Question

Assertion (A): If $A+B+C={180}^{\circ }$, then ${\cos }^{2}A+{\cos }^{2}B+{\cos }^{2}C=1-2cosA\cos B\cos C$.
Reason (R): If $A+B+C={180}^{\circ }$, then $\cos 2A+\cos 2B+\cos 2C=-1-4\cos A\cos B\cos C$.

• A. A is true, R is true and R is correct explanation of A.
• B. A is true, R is true and R is not a correct explanation of A.
• C. A is true, R is false.
• D. A is false, R is true.

Answer 1

The correct option is A A is true, R is true and R is correct explanation of A.

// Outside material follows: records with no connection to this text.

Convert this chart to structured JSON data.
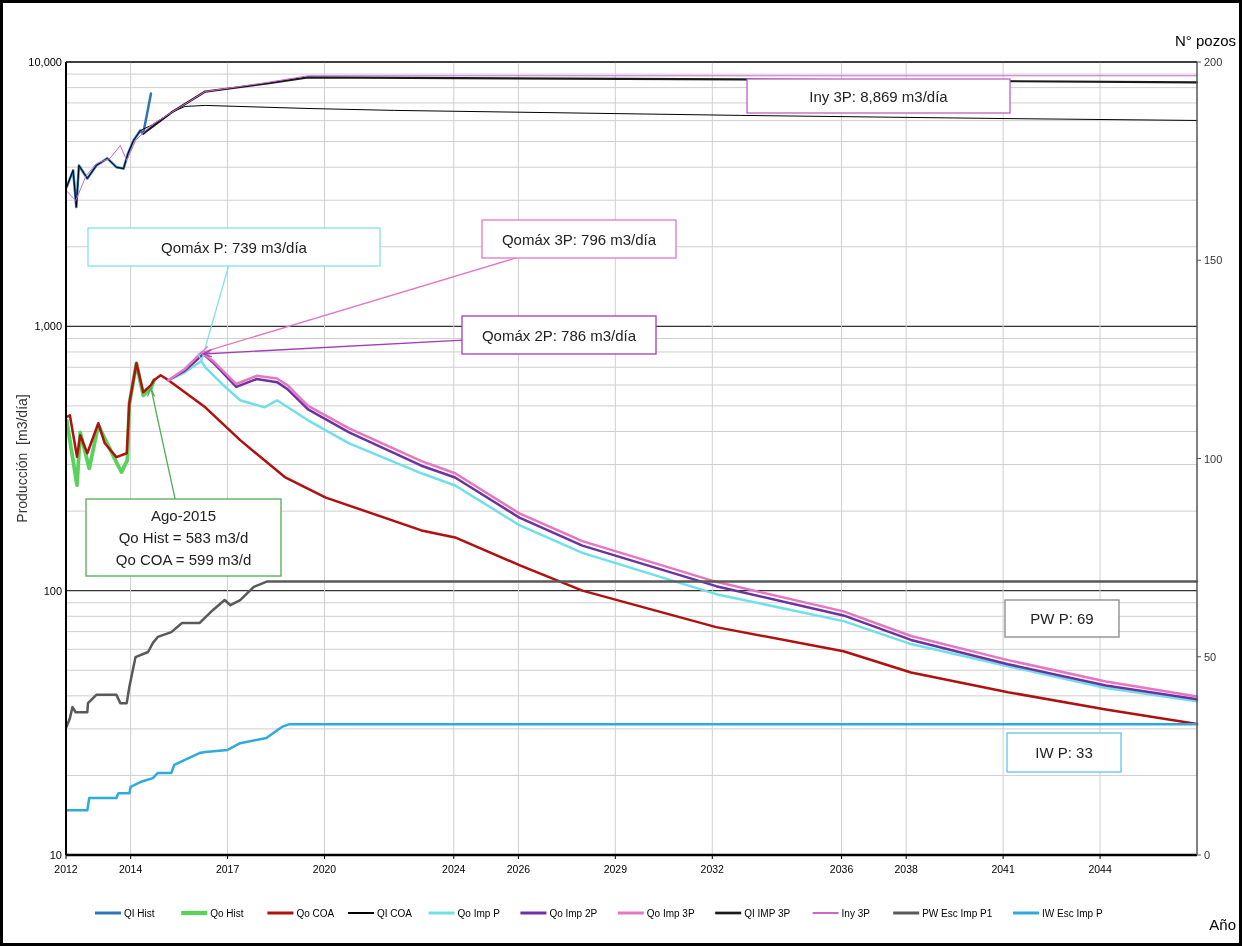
{
  "chart_data": {
    "type": "line",
    "xlabel": "Año",
    "ylabel": "Producción  [m3/día]",
    "y2label": "N° pozos",
    "xlim": [
      2012,
      2047
    ],
    "xticks": [
      2012,
      2014,
      2017,
      2020,
      2024,
      2026,
      2029,
      2032,
      2036,
      2038,
      2041,
      2044
    ],
    "ylim": [
      10,
      10000
    ],
    "log": "y",
    "yticks": [
      {
        "value": 10,
        "label": "10"
      },
      {
        "value": 20,
        "label": null
      },
      {
        "value": 30,
        "label": null
      },
      {
        "value": 40,
        "label": null
      },
      {
        "value": 50,
        "label": null
      },
      {
        "value": 60,
        "label": null
      },
      {
        "value": 70,
        "label": null
      },
      {
        "value": 80,
        "label": null
      },
      {
        "value": 90,
        "label": null
      },
      {
        "value": 100,
        "label": "100"
      },
      {
        "value": 200,
        "label": null
      },
      {
        "value": 300,
        "label": null
      },
      {
        "value": 400,
        "label": null
      },
      {
        "value": 500,
        "label": null
      },
      {
        "value": 600,
        "label": null
      },
      {
        "value": 700,
        "label": null
      },
      {
        "value": 800,
        "label": null
      },
      {
        "value": 900,
        "label": null
      },
      {
        "value": 1000,
        "label": "1,000"
      },
      {
        "value": 2000,
        "label": null
      },
      {
        "value": 3000,
        "label": null
      },
      {
        "value": 4000,
        "label": null
      },
      {
        "value": 5000,
        "label": null
      },
      {
        "value": 6000,
        "label": null
      },
      {
        "value": 7000,
        "label": null
      },
      {
        "value": 8000,
        "label": null
      },
      {
        "value": 9000,
        "label": null
      },
      {
        "value": 10000,
        "label": "10,000"
      }
    ],
    "y2lim": [
      0,
      200
    ],
    "y2ticks": [
      0,
      50,
      100,
      150,
      200
    ],
    "grid": true,
    "legend": "bottom",
    "series": [
      {
        "name": "QI Hist",
        "color": "#2e75b6",
        "x": [
          2012.02,
          2012.22,
          2012.32,
          2012.4,
          2012.66,
          2012.94,
          2013.28,
          2013.56,
          2013.78,
          2013.92,
          2014.09,
          2014.3,
          2014.39,
          2014.63
        ],
        "values": [
          3365,
          3890,
          2826,
          4060,
          3626,
          4060,
          4318,
          4000,
          3950,
          4510,
          5050,
          5505,
          5360,
          7600
        ]
      },
      {
        "name": "Qo Hist",
        "color": "#5ad15a",
        "x": [
          2012.02,
          2012.34,
          2012.44,
          2012.72,
          2013,
          2013.56,
          2013.72,
          2013.9,
          2013.96,
          2014.18,
          2014.39,
          2014.63,
          2014.72
        ],
        "values": [
          441,
          251,
          397,
          290,
          422,
          306,
          281,
          312,
          508,
          725,
          548,
          583,
          625
        ]
      },
      {
        "name": "Qo COA",
        "color": "#b01010",
        "x": [
          2012.02,
          2012.12,
          2012.34,
          2012.44,
          2012.66,
          2013,
          2013.2,
          2013.56,
          2013.88,
          2013.96,
          2014.18,
          2014.39,
          2014.63,
          2014.72,
          2014.93,
          2015.17,
          2016.31,
          2017.39,
          2018.77,
          2020.04,
          2023,
          2024.04,
          2026.03,
          2027.98,
          2032.12,
          2036.06,
          2038.15,
          2041.15,
          2044.18,
          2047
        ],
        "values": [
          454,
          461,
          321,
          387,
          331,
          430,
          361,
          320,
          331,
          512,
          725,
          563,
          599,
          625,
          653,
          625,
          494,
          371,
          269,
          225,
          169,
          159,
          125,
          100,
          72.8,
          59,
          49,
          41.3,
          35.5,
          31.3
        ]
      },
      {
        "name": "QI COA",
        "color": "#000000",
        "x": [
          2012.02,
          2012.22,
          2012.32,
          2012.4,
          2012.66,
          2012.94,
          2013.28,
          2013.56,
          2013.78,
          2013.92,
          2014.09,
          2014.3,
          2014.63,
          2015.26,
          2015.68,
          2016.31,
          2019.49,
          2022.16,
          2032.88,
          2041.03,
          2047
        ],
        "values": [
          3365,
          3890,
          2826,
          4060,
          3626,
          4060,
          4318,
          4000,
          3950,
          4510,
          5050,
          5505,
          5750,
          6440,
          6790,
          6850,
          6670,
          6560,
          6280,
          6110,
          6010
        ]
      },
      {
        "name": "Qo Imp P",
        "color": "#70e0e8",
        "x": [
          2015.17,
          2015.68,
          2016.19,
          2016.31,
          2016.94,
          2017.39,
          2018.14,
          2018.53,
          2019.49,
          2020.76,
          2023,
          2024.04,
          2026.03,
          2027.98,
          2032.12,
          2036.06,
          2038.15,
          2041.15,
          2044.18,
          2047
        ],
        "values": [
          625,
          670,
          739,
          700,
          588,
          525,
          494,
          525,
          441,
          361,
          278,
          250,
          177,
          139,
          97,
          76.7,
          62.8,
          51.8,
          42.8,
          38.2
        ]
      },
      {
        "name": "Qo Imp 2P",
        "color": "#7030a0",
        "x": [
          2015.17,
          2015.68,
          2016.25,
          2016.55,
          2017.27,
          2017.9,
          2018.53,
          2018.86,
          2019.49,
          2020.76,
          2023,
          2024.04,
          2026.03,
          2027.98,
          2032.12,
          2036.06,
          2038.15,
          2041.15,
          2044.18,
          2047
        ],
        "values": [
          625,
          680,
          786,
          730,
          590,
          632,
          615,
          578,
          485,
          397,
          297,
          268,
          189,
          148,
          104,
          80.6,
          65.1,
          52.7,
          43.8,
          38.8
        ]
      },
      {
        "name": "Qo Imp 3P",
        "color": "#e377c2",
        "x": [
          2015.17,
          2015.68,
          2016.19,
          2016.55,
          2017.27,
          2017.9,
          2018.53,
          2018.86,
          2019.49,
          2020.76,
          2023,
          2024.04,
          2026.03,
          2027.98,
          2032.12,
          2036.06,
          2038.15,
          2041.15,
          2044.18,
          2047
        ],
        "values": [
          625,
          690,
          796,
          740,
          605,
          650,
          635,
          598,
          500,
          411,
          309,
          278,
          196,
          154,
          108,
          83.5,
          67.4,
          54.6,
          45.3,
          39.8
        ]
      },
      {
        "name": "QI IMP 3P",
        "color": "#1a1a1a",
        "x": [
          2014.39,
          2015.26,
          2016.31,
          2018.23,
          2019.49,
          2032.88,
          2047
        ],
        "values": [
          5360,
          6440,
          7730,
          8290,
          8740,
          8590,
          8370
        ]
      },
      {
        "name": "Iny 3P",
        "color": "#cc66cc",
        "x": [
          2012,
          2012.3,
          2012.62,
          2012.94,
          2013.36,
          2013.68,
          2013.88,
          2014.15,
          2014.63,
          2015.26,
          2016.31,
          2018.23,
          2019.49,
          2047
        ],
        "values": [
          3270,
          2990,
          3710,
          4130,
          4318,
          4830,
          4240,
          5050,
          5750,
          6440,
          7730,
          8370,
          8869,
          8869
        ]
      },
      {
        "name": "PW Esc Imp P1",
        "color": "#595959",
        "axis": "y2",
        "line_style": "solid",
        "x": [
          2012.02,
          2012.12,
          2012.2,
          2012.3,
          2012.66,
          2012.68,
          2012.94,
          2013.56,
          2013.68,
          2013.88,
          2013.96,
          2014.15,
          2014.54,
          2014.69,
          2014.84,
          2015.26,
          2015.59,
          2016.13,
          2016.55,
          2016.91,
          2017.09,
          2017.39,
          2017.81,
          2018.23,
          2047
        ],
        "values": [
          32.4,
          34.5,
          37.3,
          36,
          36,
          38.3,
          40.4,
          40.4,
          38.3,
          38.3,
          42.4,
          49.9,
          51.2,
          53.5,
          55,
          56.2,
          58.5,
          58.5,
          61.8,
          64.3,
          63,
          64.3,
          67.6,
          69,
          69
        ]
      },
      {
        "name": "IW Esc Imp P",
        "color": "#2eaadc",
        "axis": "y2",
        "x": [
          2012.02,
          2012.66,
          2012.72,
          2013.56,
          2013.62,
          2013.96,
          2014,
          2014.3,
          2014.69,
          2014.84,
          2015.26,
          2015.35,
          2015.68,
          2016.13,
          2016.31,
          2017,
          2017.39,
          2018.2,
          2018.68,
          2018.92,
          2047
        ],
        "values": [
          11.3,
          11.3,
          14.4,
          14.4,
          15.6,
          15.6,
          17.2,
          18.4,
          19.4,
          20.7,
          20.7,
          22.7,
          24,
          25.7,
          26,
          26.5,
          28.2,
          29.5,
          32.3,
          33,
          33
        ]
      }
    ],
    "annotations": [
      "Iny 3P: 8,869 m3/día",
      {
        "text": "Qomáx P: 739 m3/día",
        "x": 2016.19,
        "y": 739
      },
      {
        "text": "Qomáx 3P: 796 m3/día",
        "x": 2016.19,
        "y": 796
      },
      {
        "text": "Qomáx 2P: 786 m3/día",
        "x": 2016.25,
        "y": 786
      },
      {
        "text": "Ago-2015\nQo Hist = 583 m3/d\nQo COA = 599 m3/d",
        "x": 2014.63,
        "y": 583
      },
      "PW P: 69",
      "IW P: 33"
    ]
  }
}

Let $I=\cos 2A+\cos 2B+\cos 2C$

As $A+B+C={180}^{\circ }$

$\Rightarrow 2C={360}^{\circ }-2(A+B)$, then

$I=2\cos (A+B)\cos (A-B)+\cos ({360}^{\circ }-2(A+B\left)\right)$

$=2\cos (A+B)\cos (A-B)+\cos \left(2\right(A+B\left)\right)$

$=2\cos (A+B)\cos (A-B)+2{\cos }^2(A+B)-1$

$=2\cos (A+B)\left(\cos \right(A-B)+\cos (A+B\left)\right)-1$

Again using $A+B+C={180}^{\circ }\Rightarrow A+B={180}^{\circ }-C$ and the formula of $\cos c+\cos d=2\cos \frac{c+d}{2}\cdot \cos \frac{c-d}{2}$

We get

$I=2\cos ({180}^{\circ }-C)\left(2\cos A\cos B\right)-1.......\left(1\right)$

$=-4\cos A\cos B\cos C-1$

Hence, reason is correct.

Assertion:

As $\cos 2x=2{\cos }^{2}x-1\Rightarrow {\cos }^{2}x=\frac{\cos 2x+1}{2}$

We get

$J={\cos }^{2}A+{\cos }^{2}B+{\cos }^{2}C$

$=\frac{1}{2}(\cos 2A+1+\cos 2B+1+\cos 2C+1)$

$=\frac{1}{2}(\cos 2A+\cos 2B+\cos 2C+3)$

$J=\frac{1}{2}(-4\cos A\cos B\cos C-1+3)$ (using $\left(1\right)$)

$J=1-2\cos A\cos B\cos C$

Hence, assertion is also correct and reason is the correct explanation for assertion.